This is my body, one-woman play, report by Pauline Monk

THIS IS MY BODY – Performance at St James Theatre, Victoria, put on by Ten Ten Theatre Group and The Medaille Trust.

This one-woman play was superbly performed by Agata Jaroszin.  It was the powerful story of a young Romanian woman (Josephine/Sophie)  found working as a prostitute in the UK who showed “reasonable grounds” to suspect that she was a victim of human trafficking.  Via the NRM she is given 45 days to “reflect and recover” in a safe house, which we discover is run by nuns.  Her main contact is Sister Bernadette “you can call me Bernie” who through Sophie’s telling and sometimes humorous narrative, we come to admire for her persistence and efforts to engage with Sophie.

When we meet Sophie she is in her bedroom, sparsely furnished , but she has the key, which is an important symbol of her freedom.   We find that the crucifix on the wall was removed to a drawer.

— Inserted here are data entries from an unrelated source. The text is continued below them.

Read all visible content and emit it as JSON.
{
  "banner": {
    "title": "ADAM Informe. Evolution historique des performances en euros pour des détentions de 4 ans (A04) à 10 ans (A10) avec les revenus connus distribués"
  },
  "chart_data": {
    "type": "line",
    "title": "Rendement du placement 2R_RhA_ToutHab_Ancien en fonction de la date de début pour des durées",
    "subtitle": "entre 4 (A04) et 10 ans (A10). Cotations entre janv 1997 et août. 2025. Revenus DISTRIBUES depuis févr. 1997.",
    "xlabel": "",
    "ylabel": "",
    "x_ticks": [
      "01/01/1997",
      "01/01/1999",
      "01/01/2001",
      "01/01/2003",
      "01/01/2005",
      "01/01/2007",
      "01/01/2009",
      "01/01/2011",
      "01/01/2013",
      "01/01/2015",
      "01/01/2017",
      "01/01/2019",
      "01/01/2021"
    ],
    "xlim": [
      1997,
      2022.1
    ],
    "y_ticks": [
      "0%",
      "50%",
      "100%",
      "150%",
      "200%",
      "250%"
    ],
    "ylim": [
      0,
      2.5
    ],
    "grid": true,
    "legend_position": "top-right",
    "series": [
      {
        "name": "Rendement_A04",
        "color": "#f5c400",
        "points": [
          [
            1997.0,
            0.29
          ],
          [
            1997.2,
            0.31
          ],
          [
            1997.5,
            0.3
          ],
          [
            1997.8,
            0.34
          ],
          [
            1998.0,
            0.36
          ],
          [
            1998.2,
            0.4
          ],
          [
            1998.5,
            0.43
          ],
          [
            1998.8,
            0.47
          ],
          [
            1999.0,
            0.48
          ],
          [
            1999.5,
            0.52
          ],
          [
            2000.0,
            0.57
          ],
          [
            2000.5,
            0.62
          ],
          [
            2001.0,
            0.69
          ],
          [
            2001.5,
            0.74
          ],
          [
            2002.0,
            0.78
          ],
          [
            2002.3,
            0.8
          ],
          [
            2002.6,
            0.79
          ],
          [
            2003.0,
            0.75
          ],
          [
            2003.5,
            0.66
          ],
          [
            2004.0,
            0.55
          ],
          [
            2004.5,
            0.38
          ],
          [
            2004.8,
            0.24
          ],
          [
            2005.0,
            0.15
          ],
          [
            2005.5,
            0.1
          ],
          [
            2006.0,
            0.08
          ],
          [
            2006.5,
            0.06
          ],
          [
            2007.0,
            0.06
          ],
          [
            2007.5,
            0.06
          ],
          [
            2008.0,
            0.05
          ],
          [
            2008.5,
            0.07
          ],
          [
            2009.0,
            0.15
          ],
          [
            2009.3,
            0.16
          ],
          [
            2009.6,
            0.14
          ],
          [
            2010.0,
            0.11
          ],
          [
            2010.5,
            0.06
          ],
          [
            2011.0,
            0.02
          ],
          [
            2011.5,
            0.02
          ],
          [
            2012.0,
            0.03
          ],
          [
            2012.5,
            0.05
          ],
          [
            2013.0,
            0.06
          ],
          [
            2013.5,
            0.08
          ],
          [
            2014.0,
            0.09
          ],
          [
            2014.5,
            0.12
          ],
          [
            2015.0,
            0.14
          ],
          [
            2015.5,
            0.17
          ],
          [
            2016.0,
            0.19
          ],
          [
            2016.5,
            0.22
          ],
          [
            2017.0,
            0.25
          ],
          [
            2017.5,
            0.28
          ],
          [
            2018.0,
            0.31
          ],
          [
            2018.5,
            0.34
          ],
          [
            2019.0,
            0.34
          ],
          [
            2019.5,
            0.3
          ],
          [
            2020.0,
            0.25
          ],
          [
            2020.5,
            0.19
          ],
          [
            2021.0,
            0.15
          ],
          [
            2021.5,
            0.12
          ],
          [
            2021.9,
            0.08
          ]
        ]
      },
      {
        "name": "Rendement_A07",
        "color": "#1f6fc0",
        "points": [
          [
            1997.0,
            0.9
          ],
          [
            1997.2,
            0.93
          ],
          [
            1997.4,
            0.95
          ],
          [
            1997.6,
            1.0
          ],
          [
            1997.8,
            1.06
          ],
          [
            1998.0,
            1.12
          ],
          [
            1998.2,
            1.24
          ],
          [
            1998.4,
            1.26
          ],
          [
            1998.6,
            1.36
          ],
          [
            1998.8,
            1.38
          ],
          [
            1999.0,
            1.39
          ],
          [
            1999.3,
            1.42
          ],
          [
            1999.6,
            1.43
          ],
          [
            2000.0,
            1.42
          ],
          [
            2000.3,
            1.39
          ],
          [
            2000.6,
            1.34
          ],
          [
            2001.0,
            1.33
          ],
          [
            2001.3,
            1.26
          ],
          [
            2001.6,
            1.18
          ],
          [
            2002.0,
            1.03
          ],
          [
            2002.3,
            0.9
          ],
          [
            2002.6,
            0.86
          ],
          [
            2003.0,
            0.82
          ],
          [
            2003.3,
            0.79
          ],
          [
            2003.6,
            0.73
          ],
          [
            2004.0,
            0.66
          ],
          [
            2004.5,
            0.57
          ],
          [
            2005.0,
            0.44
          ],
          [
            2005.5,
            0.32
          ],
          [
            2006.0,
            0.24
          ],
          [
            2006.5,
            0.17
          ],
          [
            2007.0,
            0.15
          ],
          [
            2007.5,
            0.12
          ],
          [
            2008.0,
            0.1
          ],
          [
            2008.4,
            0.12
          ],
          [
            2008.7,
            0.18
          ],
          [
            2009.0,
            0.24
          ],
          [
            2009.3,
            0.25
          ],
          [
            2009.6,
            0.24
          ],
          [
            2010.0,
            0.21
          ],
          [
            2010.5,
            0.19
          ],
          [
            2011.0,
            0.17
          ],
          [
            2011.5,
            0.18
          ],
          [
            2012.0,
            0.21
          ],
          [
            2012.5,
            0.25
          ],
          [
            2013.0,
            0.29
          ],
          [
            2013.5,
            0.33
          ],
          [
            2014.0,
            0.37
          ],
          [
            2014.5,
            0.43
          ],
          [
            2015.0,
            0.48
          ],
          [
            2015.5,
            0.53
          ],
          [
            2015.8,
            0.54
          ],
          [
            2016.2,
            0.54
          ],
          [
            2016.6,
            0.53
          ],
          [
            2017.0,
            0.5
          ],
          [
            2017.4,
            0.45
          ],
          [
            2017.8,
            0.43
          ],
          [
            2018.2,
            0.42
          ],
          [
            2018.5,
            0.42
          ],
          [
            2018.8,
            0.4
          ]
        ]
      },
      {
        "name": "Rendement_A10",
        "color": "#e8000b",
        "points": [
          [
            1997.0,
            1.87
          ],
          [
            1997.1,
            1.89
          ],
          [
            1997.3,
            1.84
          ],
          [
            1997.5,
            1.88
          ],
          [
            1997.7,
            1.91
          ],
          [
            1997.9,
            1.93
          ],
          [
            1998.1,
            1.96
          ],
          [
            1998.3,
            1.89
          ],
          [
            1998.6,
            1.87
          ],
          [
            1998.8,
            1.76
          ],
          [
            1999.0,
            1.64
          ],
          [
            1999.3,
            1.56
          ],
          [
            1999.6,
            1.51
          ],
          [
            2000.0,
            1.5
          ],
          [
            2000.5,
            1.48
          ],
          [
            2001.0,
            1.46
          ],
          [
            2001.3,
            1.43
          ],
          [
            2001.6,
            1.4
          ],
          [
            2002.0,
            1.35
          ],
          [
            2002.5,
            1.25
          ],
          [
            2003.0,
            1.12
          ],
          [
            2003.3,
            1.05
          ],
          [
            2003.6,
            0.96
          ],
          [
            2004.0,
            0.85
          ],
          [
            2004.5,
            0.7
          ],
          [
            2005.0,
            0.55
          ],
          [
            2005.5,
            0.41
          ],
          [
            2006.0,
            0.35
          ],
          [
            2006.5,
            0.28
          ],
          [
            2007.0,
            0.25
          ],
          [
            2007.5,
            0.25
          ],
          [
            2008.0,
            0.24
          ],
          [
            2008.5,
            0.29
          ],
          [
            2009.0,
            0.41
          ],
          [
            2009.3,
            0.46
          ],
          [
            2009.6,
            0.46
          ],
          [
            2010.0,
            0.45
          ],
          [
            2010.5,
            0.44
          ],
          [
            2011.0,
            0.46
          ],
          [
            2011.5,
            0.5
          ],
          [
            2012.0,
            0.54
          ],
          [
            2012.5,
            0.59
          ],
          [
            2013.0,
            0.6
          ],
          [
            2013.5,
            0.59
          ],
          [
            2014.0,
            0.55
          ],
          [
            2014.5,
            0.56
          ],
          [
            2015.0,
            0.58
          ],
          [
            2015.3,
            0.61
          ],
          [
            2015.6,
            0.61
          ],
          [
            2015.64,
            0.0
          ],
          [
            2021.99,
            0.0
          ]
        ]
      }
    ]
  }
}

Sophie  tells us with warmth about her boyfriend Alex, whom she met when she was 14, and loves because he is kind, gentle with her, her family like him (except her mother, who thinks he is too old for her and is suspicious of him), and she willingly goes to London with him otherwise she will not see him for 3 or 4 months.  She says that Alex warned her about people who would try to turn her against him, but that he loves her, and would not harm her – it is not his fault that he is in trouble and she would never betray him to Bernie or the police, who keep asking her questions about him.

Clearly she is in denial over her circumstances; very certain that she has chosen to have sex with men in order to help her boyfriend, Alex, who needs the money to pay off his debt to a “bad man”.  She shows violence when challenged about her situation, but over the length of the play (and over the 45 days she has which are gradually dwindling), she starts to question herself, and gradually her story of deception, grooming, betrayal, comes out until on the last day she finally realises the extent to which she been betrayed by her “true love”.  Left bereft, cigarette burns that are revealed (stigmata?) “this is my body” (the crucifix went back on the wall about two thirds of the way through the play), we are left in tears, feeling her emotional pain, seeing her hopeless and helpless, and wondering what the future holds for her.

The play reveals the shocking reality of sex trafficking and the failure of the system to adequately respond to and support the victims.  It showed powerfully and relentlessly that 45 days can be insufficient time for a highly traumatised victim to recover sufficiently to be able to walk free and move forward.